Остановился, задумавшись. Спросил: «Ты тоже хоронила отца, верно?»
Когда умер ее любимый преподаватель, он завещал свою библиотеку Правительству Москвы. У преподавателя не было ничего материального, только книги – очень много книг в двухкомнатной хрущевке. Он преподавал зарубежную литературу и много путешествовал – побывал чуть ли не на каждом континенте и отовсюду привозил книги. На экзаменах он часто спрашивал студентов, из каких городов они приехали и где проводят лето, узнавал название города и сразу вспоминал книжный магазин, который в том городе находился. «Вы же туда зашли? Зашли ведь?» – смотрел на студента растерянно, приходилось обманывать: «Заходил, конечно, заходил». Преподаватель успокаивался и рассказывал о том, что полюбил в городе, в котором побывал студент.
Теперь она сама такой преподаватель. Она пишет списки для учеников, которые отправляются в другие города, – какие места нужно посетить, она знает каждый независимый книжный в России, она помнит, где находятся ее любимые книжные в других странах.
– Кому достанется его огромная библиотека?
– У него не было детей, из родственников только сестра. Она сказала, что библиотека достанется Правительству Москвы.
– А когда Правительство Москвы умрет, кто будет владеть его библиотекой?
Часть шестая
Глава первая
Без внимания «отца народов»
Груды книг. Отец – молодой, зрелый, старый. Отец – живой и мертвый. Отец – любящий и любимый. Книги про отцов и книги про дочерей. Книги об отцах и сыновьях – их бы читал мой брат, если бы ему было интересно размышлять о том, что значил для него отец.

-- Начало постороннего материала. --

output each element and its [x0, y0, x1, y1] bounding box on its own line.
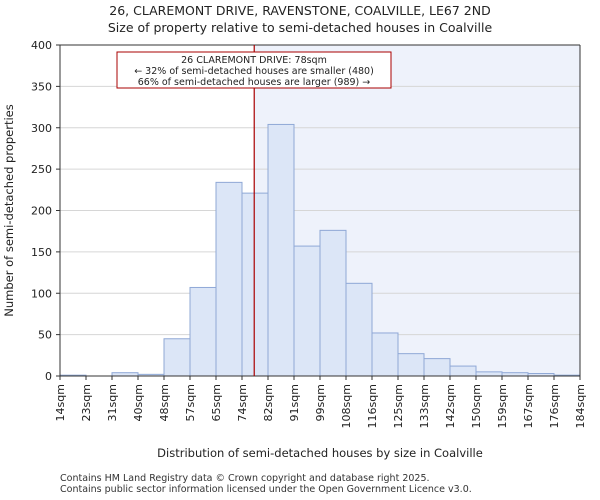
annotation-line-1: 26 CLAREMONT DRIVE: 78sqm: [181, 55, 327, 66]
y-tick-label: 150: [31, 246, 52, 259]
annotation-line-2: ← 32% of semi-detached houses are smalle…: [134, 66, 374, 77]
footer-line-2: Contains public sector information licen…: [60, 484, 472, 495]
x-tick-label: 125sqm: [392, 384, 405, 428]
y-tick-label: 100: [31, 287, 52, 300]
histogram-bar: [371, 332, 399, 377]
histogram-bar: [449, 365, 477, 377]
x-tick-label: 82sqm: [262, 384, 275, 421]
histogram-bar: [423, 358, 451, 377]
x-tick-label: 74sqm: [236, 384, 249, 421]
x-tick-label: 91sqm: [288, 384, 301, 421]
histogram-bar: [241, 192, 269, 377]
y-tick-label: 200: [31, 205, 52, 218]
x-tick-label: 65sqm: [210, 384, 223, 421]
y-tick-label: 400: [31, 39, 52, 52]
histogram-bar: [267, 123, 295, 377]
footer-line-1: Contains HM Land Registry data © Crown c…: [60, 473, 430, 484]
x-tick-label: 14sqm: [54, 384, 67, 421]
y-tick-label: 350: [31, 80, 52, 93]
chart-subtitle: Size of property relative to semi-detach…: [107, 20, 493, 35]
x-tick-label: 133sqm: [418, 384, 431, 428]
annotation-line-3: 66% of semi-detached houses are larger (…: [138, 77, 371, 88]
x-axis-label: Distribution of semi-detached houses by …: [157, 446, 483, 460]
x-tick-label: 31sqm: [106, 384, 119, 421]
histogram-bar: [475, 371, 503, 377]
x-tick-label: 167sqm: [522, 384, 535, 428]
x-tick-label: 184sqm: [574, 384, 587, 428]
x-tick-label: 40sqm: [132, 384, 145, 421]
histogram-bar: [345, 282, 373, 377]
x-tick-label: 176sqm: [548, 384, 561, 428]
y-tick-label: 250: [31, 163, 52, 176]
y-tick-label: 0: [45, 370, 52, 383]
x-tick-label: 159sqm: [496, 384, 509, 428]
histogram-bar: [397, 353, 425, 377]
chart-title: 26, CLAREMONT DRIVE, RAVENSTONE, COALVIL…: [109, 3, 491, 18]
histogram-bar: [215, 181, 243, 377]
x-tick-label: 57sqm: [184, 384, 197, 421]
y-axis-label: Number of semi-detached properties: [2, 104, 16, 316]
x-tick-label: 108sqm: [340, 384, 353, 428]
x-tick-label: 23sqm: [80, 384, 93, 421]
x-tick-label: 48sqm: [158, 384, 171, 421]
histogram-bar: [319, 229, 347, 377]
x-tick-label: 150sqm: [470, 384, 483, 428]
x-tick-label: 116sqm: [366, 384, 379, 428]
histogram-bar: [189, 286, 217, 377]
y-tick-label: 300: [31, 122, 52, 135]
histogram-bar: [163, 338, 191, 377]
histogram-bar: [293, 245, 321, 377]
y-tick-label: 50: [38, 329, 52, 342]
x-tick-label: 99sqm: [314, 384, 327, 421]
x-tick-label: 142sqm: [444, 384, 457, 428]
annotation-box: [116, 51, 392, 89]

В 2011 году я увидела на полках книжного магазина антологию «Все о моем отце». Я не купила ее, потому что она стоила дорого, а я училась на втором курсе и подрабатывала в книжном магазине «Читай-город» продавцом-консультантом. Продавцам-консультантам некогда читать книги, находящиеся на полках, – им нужно возить тележку и эти книги расставлять в соответствии с инвентарными номерами. Но у меня сложились хорошие отношения с управляющим магазина – он разрешал брать книги на ночь и с утра приносить их обратно – в книжный. За несколько ночей я прочла ту антологию. Меня поразило, что мало кто по-настоящему знает своего отца; я завидовала тем, кто, услышав просьбу о рассказе об отце, шел к отцу – проводил с ним время, разговаривал. Пожимал руку или обнимал. Я думала о том, как бы сама описала отца, и придумать не могла: мое воображение – чистый лист, образ расплывается, путается, не существует. У меня вообще был отец?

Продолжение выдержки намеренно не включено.